Risk almak zorunda olduklarını söyleyen Small, CEO Dr. Bourla orda olsaydı da “Biz değilsek o zaman kim?” yanıtını verirdi ifadelerini kullandı. Small ek olarak dünyada olup bitenin önemini anladıklarını; bu yüzden de Pfizer’ın risk alarak pandemiye yardımcı olabilmemiz, gerekli araştırma ve üretimi gerçekleştirmemiz için 2 milyar dolar harcadıklarını söyledi.
Small’ın bu açıklamaları kısa sürede gündem oldu. Soruyu yönelten Roos, açıklamayı ‘skandal’ olarak nitelendirdi ve ‘başkaları için aşı olun’ sloganlarıyla aşı olmaya zorlandıklarını ifade etti. Birçok aşı karşıtı insan da benzer şekilde buna tepki gösterdi ve açıklamaları hiç test yapılmamış gibi göstermeye çalıştı.
Aşı karşıtlarının sosyal medyada yaptığı bazı paylaşımlar
🚨 BREAKING:
In COVID hearing, #Pfizer director admits: #vaccine was never tested on preventing transmission.
"Get vaccinated for others" was always a lie.
The only purpose of the #COVID passport: forcing people to get vaccinated.
The world needs to know. Share this video! ⤵️ pic.twitter.com/su1WqgB4dO
— Rob Roos MEP 🇳🇱 (@Rob_Roos) October 11, 2022
“‘Başkaları için aşı olun” sloganı hep yalandı’ COVID pasaportunun tek amacı insanları aşı olmaya zorlamaktı.”
Aşı bulaşıcılığı önlüyor mu?
Peki, bu açıklamalar yüzünden aşılara bu kadar tepki göstermek gerekiyor mu? Uzmanlar, zaten daha önceki açıklamalarında aşıların bulaşıcılığı tamamen engellemediğini, aşıların amacının ağır hastalığı azaltmak olduğunu söylüyordu. Bilim insanlarına göre de aşı üreticilerinin önceliği enfeksiyonları önlemekten ziyade hastalığın semptomlarını ve ölümleri azaltmak. Yayınlanan verilerde de aşı olan kişilerde daha yüksek bağışıklık oluşturduğu ve aşıların pandeminin seyrini nasıl değiştirdiği görülüyor. Janine Small da açıklamalarının devamında yayınlanan çalışmalarda aşının ilk yılda 4 milyon insanın hayatını kurtardığının görüldüğünü aktarıyor.

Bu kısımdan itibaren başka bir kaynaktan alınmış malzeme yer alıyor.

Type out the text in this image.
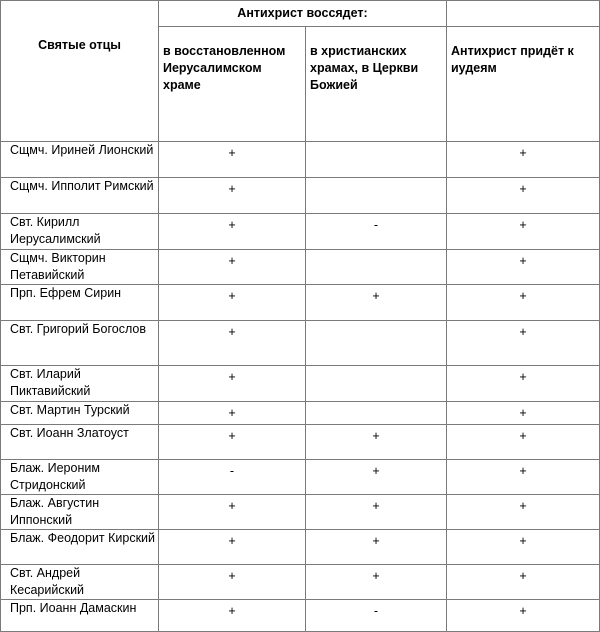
Святые отцы	Антихрист воссядет:		
	в восстановленном Иерусалимском храме	в христианских храмах, в Церкви Божией	Антихрист придёт к иудеям
Сщмч. Ириней Лионский	+		+
Сщмч. Ипполит Римский	+		+
Свт. Кирилл Иерусалимский	+	-	+
Сщмч. Викторин Петавийский	+		+
Прп. Ефрем Сирин	+	+	+
Свт. Григорий Богослов	+		+
Свт. Иларий Пиктавийский	+		+
Свт. Мартин Турский	+		+
Свт. Иоанн Златоуст	+	+	+
Блаж. Иероним Стридонский	-	+	+
Блаж. Августин Иппонский	+	+	+
Блаж. Феодорит Кирский	+	+	+
Свт. Андрей Кесарийский	+	+	+
Прп. Иоанн Дамаскин	+	-	+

Bunun yanı sıra COVID aşılarının bulaşıcılığı azalttığını gösteren araştırmalar ve veriler de mevcut. İsrail’de Pfizer ortaklığında 2021 yılında yürütülen bir araştırma, Pfizer aşısının COVID-19 virüsünün yayılmasını da önemli ölçüde azaltabildiğini ortaya koymuştu. Bir başka araştırma ise aşılanmış kişilerin de virüsü bulaştırabileceğini; ancak bunun diğerlerine oranla daha düşük olduğunu ortaya koymuştu.